Eventually the picture disintegrates into a warm, comfortable darkness and he falls into a deep peaceful sleep. When he awakes he’s clear-headed and feeling fully cognizant of his position in space and time. The clock on the wall says six and the color of the light says PM. There’s someone else in the room, a nurse- the same nurse as the night before. He’s bringing a tray of food. It smells like cardboard and brown gravy from a package mix, but nonetheless, Wilbo feels his appetite stir.
“No more hard drugs for you, Mr. Hoegarden,” says the nurse. “You’re on your way to recovery. It’s solid food from now on.” He sets the tray on the extended table by the bed. It bears some kind of white meat with a pad of mashed potatoes and peas and a soft white dinner roll. “Oh, yeah, and there’s a package for you. Came in the mail this afternoon.” He sets the package down on the tray next to the food.
The package is obviously a book, wrapped loosely in a salvaged grocery bag bound with twine. The paper is torn open to expose the title. It occurs to Wilbo, this is not the condition in which this arrived. The hospital must censor all incoming reading material.
He rips off the remaining shreds of paper and frees the book from its bodice of twine. A paperback, obviously used and often read. Eric Hoffer: The True Believer. The nurse leans over inquisitively.

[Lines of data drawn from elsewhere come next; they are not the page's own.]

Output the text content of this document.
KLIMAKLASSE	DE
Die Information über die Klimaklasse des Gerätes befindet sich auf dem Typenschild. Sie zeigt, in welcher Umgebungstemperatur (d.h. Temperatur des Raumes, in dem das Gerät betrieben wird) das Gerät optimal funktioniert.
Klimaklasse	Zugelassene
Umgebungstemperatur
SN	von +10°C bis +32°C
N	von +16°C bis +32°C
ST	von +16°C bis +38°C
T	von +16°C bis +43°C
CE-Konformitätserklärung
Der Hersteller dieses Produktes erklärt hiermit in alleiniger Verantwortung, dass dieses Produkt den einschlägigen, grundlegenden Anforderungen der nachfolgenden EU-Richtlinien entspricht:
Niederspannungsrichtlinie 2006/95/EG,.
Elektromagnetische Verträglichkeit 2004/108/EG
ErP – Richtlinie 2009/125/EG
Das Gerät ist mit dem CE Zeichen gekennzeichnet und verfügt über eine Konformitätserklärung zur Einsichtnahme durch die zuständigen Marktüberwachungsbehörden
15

“Religious book, huh?” But Wilbo can’t answer because a wave of tenderness has made his eyes go teary. He blinks to regain his vision, then he opens the book to read the inscription.
WILBO
I’M SORRY I WON’T COME TO SEE YOU. HOSPITALS GIVE ME THE CREEPS. BUT MAYBE THIS IS YOUR OPPORTUNITY TO READ THIS BOOK. GET BETTER BUDDY; I’LL SEE YOU SOON.
CARL
Ps: if nothing else, it’s a good way to meet girls.
The nurse senses the moment. “Well, enjoy your food then,” he says. “I’ll check in on you later.”
That night after ravenously devouring a meal of bland white hospital food, Wilbo reads The True Believer from cover to cover. It takes him until 3:47 AM and his attention never leaves the page. It’s not that he is all that much interested in the subject matter, or that he feels any great investment in Hoffer’s train of thought. To be honest, he finds Hoffer’s style of writing rather maddening. The man uses expressions like the great leader, the true believer, men of conviction and passion. But he’s obviously talking about something negative, something bad for us, a dire warning of a great danger. Yet he won’t commit himself to his role as a lone prophet crying out in the wilderness. It’s all so objective. Some new little Hitler could just as well get a hold of this book and use it as a guidebook to fashion some brand new mass movement!
But these thoughts don’t matter. What he feels the strongest in those chocolate-rich hours between 6:30 PM and 3:47 AM is the living presence of Carl Rogers, sitting next to him, perhaps staring into a fire, into the wee hours of the morning, sharing a mug of Tawny Port, talking about ideas, books, people, anything at all, talking in slow comfortable tones to a background of waves and wind.
At 3:47, when Wilbo finishes the book, he turns to the back sleeve and reads about the author.
At age seven, and for unknown reasons, Hoffer went blind. His eyesight inexplicably returned when he was fifteen. Fearing he would again go blind, he seized upon the opportunity to read as much as he could for as long as he could. His eyesight remained, but Hoffer never abandoned his habit of voracious reading. He was completely self-educated.
There is no picture of the author on the sleeve but there is an odd little space above the writing, where a picture should be. Wilbo stares at this space until a picture of Carl Rogers appears there. When it does, he allows the book to drop to his chest and he falls into a deep peaceful sleep.